Shaking her head, Josephine looked at the silver, nearly two hundred pieces in all, including the requisite forks, spoons, and knives but also a sardine server, olive spoon, asparagus fork, asparagus server, macaroni server, fish-serving fork, fish-serving knife, food pusher, chocolate spoon, cheese knife, cheese scoop, tea strainer, toast server, waffle server, jelly cake server, large berry spoon, small
berry spoon, lemon fork, butter pick, ramekin fork, and bonbon spoon. Nearly every time Suzanne went to Atlanta for the day she would bring back with her a piece of silver. And four times a year, Josephine would have to polish it all and replace them to their black-felt sleeves and wooden cases, though a setting for two was left out for Suzanne and Boone’s daily use.

“I need the tea tray polished, too,” Suzanne said. “And the gravy boat.”

“Miss Suzanne,” Josephine said. “How you gonna use all this silver? You don’t use all this silver.”

Suzanne walked over to the sideboard, pulled open a drawer and retrieved a white pamphlet, now old and flimsy with creases worn to the point that they had started to leak light. Suzanne picked it up years ago when her mother-in-law took her to Beverly Bremmer’s Silver Shop in Atlanta to pick out her pattern for Boone’s and her wedding.

“Just read this,” she said, handing the paper to Josephine.

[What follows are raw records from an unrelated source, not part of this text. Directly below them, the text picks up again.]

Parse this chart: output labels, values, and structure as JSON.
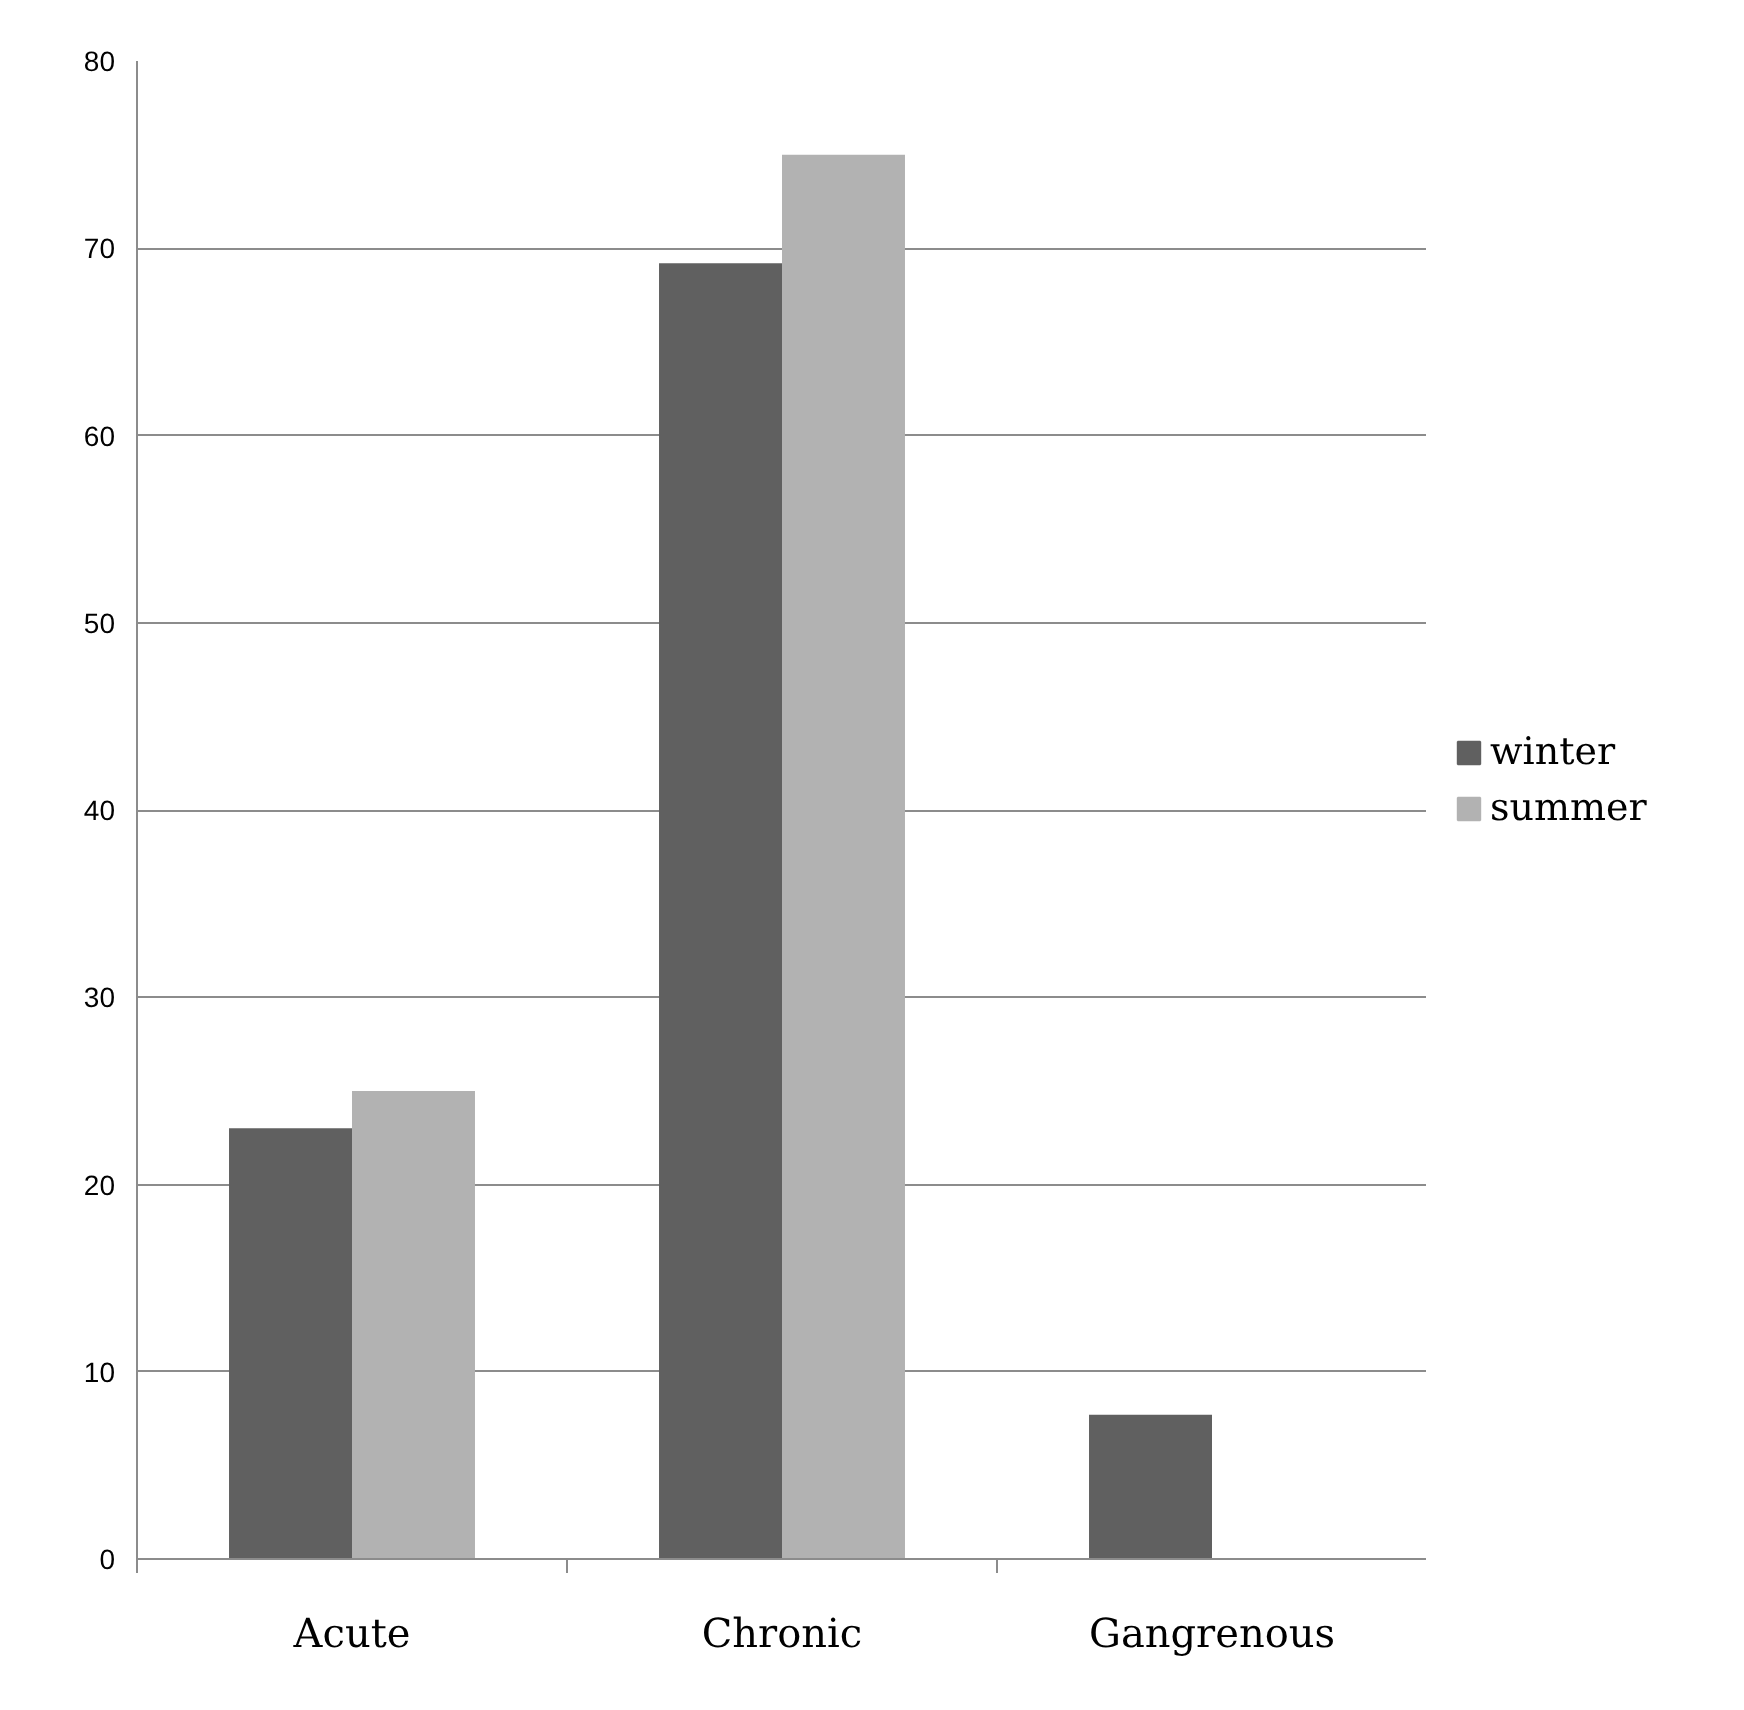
{
  "chart_data": {
    "type": "bar",
    "categories": [
      "Acute",
      "Chronic",
      "Gangrenous"
    ],
    "series": [
      {
        "name": "winter",
        "color": "#606060",
        "values": [
          23,
          69.2,
          7.7
        ]
      },
      {
        "name": "summer",
        "color": "#b2b2b2",
        "values": [
          25,
          75,
          null
        ]
      }
    ],
    "ylim": [
      0,
      80
    ],
    "yticks": [
      0,
      10,
      20,
      30,
      40,
      50,
      60,
      70,
      80
    ],
    "grid": "y",
    "legend": "right"
  }
}
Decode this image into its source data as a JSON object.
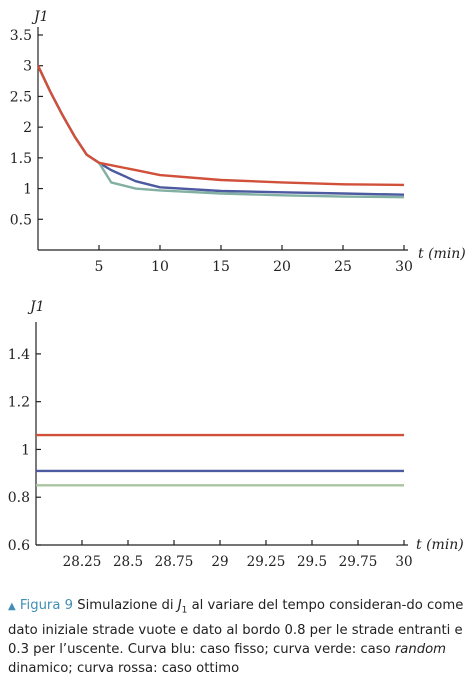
{
  "chart_data": [
    {
      "type": "line",
      "ylabel": "J1",
      "xlabel": "t (min)",
      "xlim": [
        0,
        30
      ],
      "ylim": [
        0,
        3.5
      ],
      "x_ticks": [
        "5",
        "10",
        "15",
        "20",
        "25",
        "30"
      ],
      "y_ticks": [
        "0.5",
        "1",
        "1.5",
        "2",
        "2.5",
        "3",
        "3.5"
      ],
      "series": [
        {
          "color": "#4c5aa0",
          "x": [
            0,
            1,
            2,
            3,
            4,
            5,
            6,
            8,
            10,
            15,
            20,
            25,
            30
          ],
          "y": [
            3.0,
            2.58,
            2.2,
            1.85,
            1.55,
            1.42,
            1.3,
            1.12,
            1.02,
            0.96,
            0.94,
            0.92,
            0.9
          ]
        },
        {
          "color": "#82b0a2",
          "x": [
            0,
            1,
            2,
            3,
            4,
            5,
            6,
            8,
            10,
            15,
            20,
            25,
            30
          ],
          "y": [
            3.0,
            2.58,
            2.2,
            1.85,
            1.55,
            1.42,
            1.1,
            1.0,
            0.97,
            0.92,
            0.89,
            0.87,
            0.86
          ]
        },
        {
          "color": "#d0503a",
          "x": [
            0,
            1,
            2,
            3,
            4,
            5,
            8,
            10,
            15,
            20,
            25,
            30
          ],
          "y": [
            3.0,
            2.58,
            2.2,
            1.85,
            1.55,
            1.42,
            1.3,
            1.22,
            1.14,
            1.1,
            1.07,
            1.06
          ]
        }
      ]
    },
    {
      "type": "line",
      "ylabel": "J1",
      "xlabel": "t (min)",
      "xlim": [
        28,
        30
      ],
      "ylim": [
        0.6,
        1.5
      ],
      "x_ticks": [
        "28.25",
        "28.5",
        "28.75",
        "29",
        "29.25",
        "29.5",
        "29.75",
        "30"
      ],
      "y_ticks": [
        "0.6",
        "0.8",
        "1",
        "1.2",
        "1.4"
      ],
      "series": [
        {
          "color": "#d0503a",
          "x": [
            28,
            30
          ],
          "y": [
            1.06,
            1.06
          ]
        },
        {
          "color": "#4c5aa0",
          "x": [
            28,
            30
          ],
          "y": [
            0.91,
            0.91
          ]
        },
        {
          "color": "#a9c4a0",
          "x": [
            28,
            30
          ],
          "y": [
            0.85,
            0.85
          ]
        }
      ]
    }
  ],
  "caption": {
    "figure_label": "Figura 9",
    "text_1": " Simulazione di ",
    "j_symbol": "J",
    "j_sub": "1",
    "text_2": " al variare del tempo consideran-do come dato iniziale strade vuote e dato al bordo 0.8 per le strade entranti e 0.3 per l’uscente. Curva blu: caso fisso; curva verde: caso ",
    "random": "random",
    "text_3": " dinamico; curva rossa: caso ottimo"
  }
}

Why sterling? Sterling says things about you that you simply couldn’t say yourself. It reveals a graciousness and loveliness in your attitudes toward daily living … a quiet confidence in your own abilities and those of your family. Nothing celebrates success quite like sterling. Sterling silver tells the world, as few other material possessions can, that you know exactly who you are and where you intend to go. And that you intend to get there with dignity, elegance, and style.

Josephine scanned the pamphlet, as if she were looking at a photograph, and handed it back to Suzanne.

“All I know is I’m not gonna have time to go grocery shoppin’ if I have to polish all this silver.”

“You don’t have to,” she answered. “I’ve got Donna makin’ me somethin’ for tonight.”

“Do I have to finish all this today?”

“Tomorrow I’m gonna need you to spray Clorox on the bricks of the patio. I’m fixin’ to serve dinner outside on Friday.”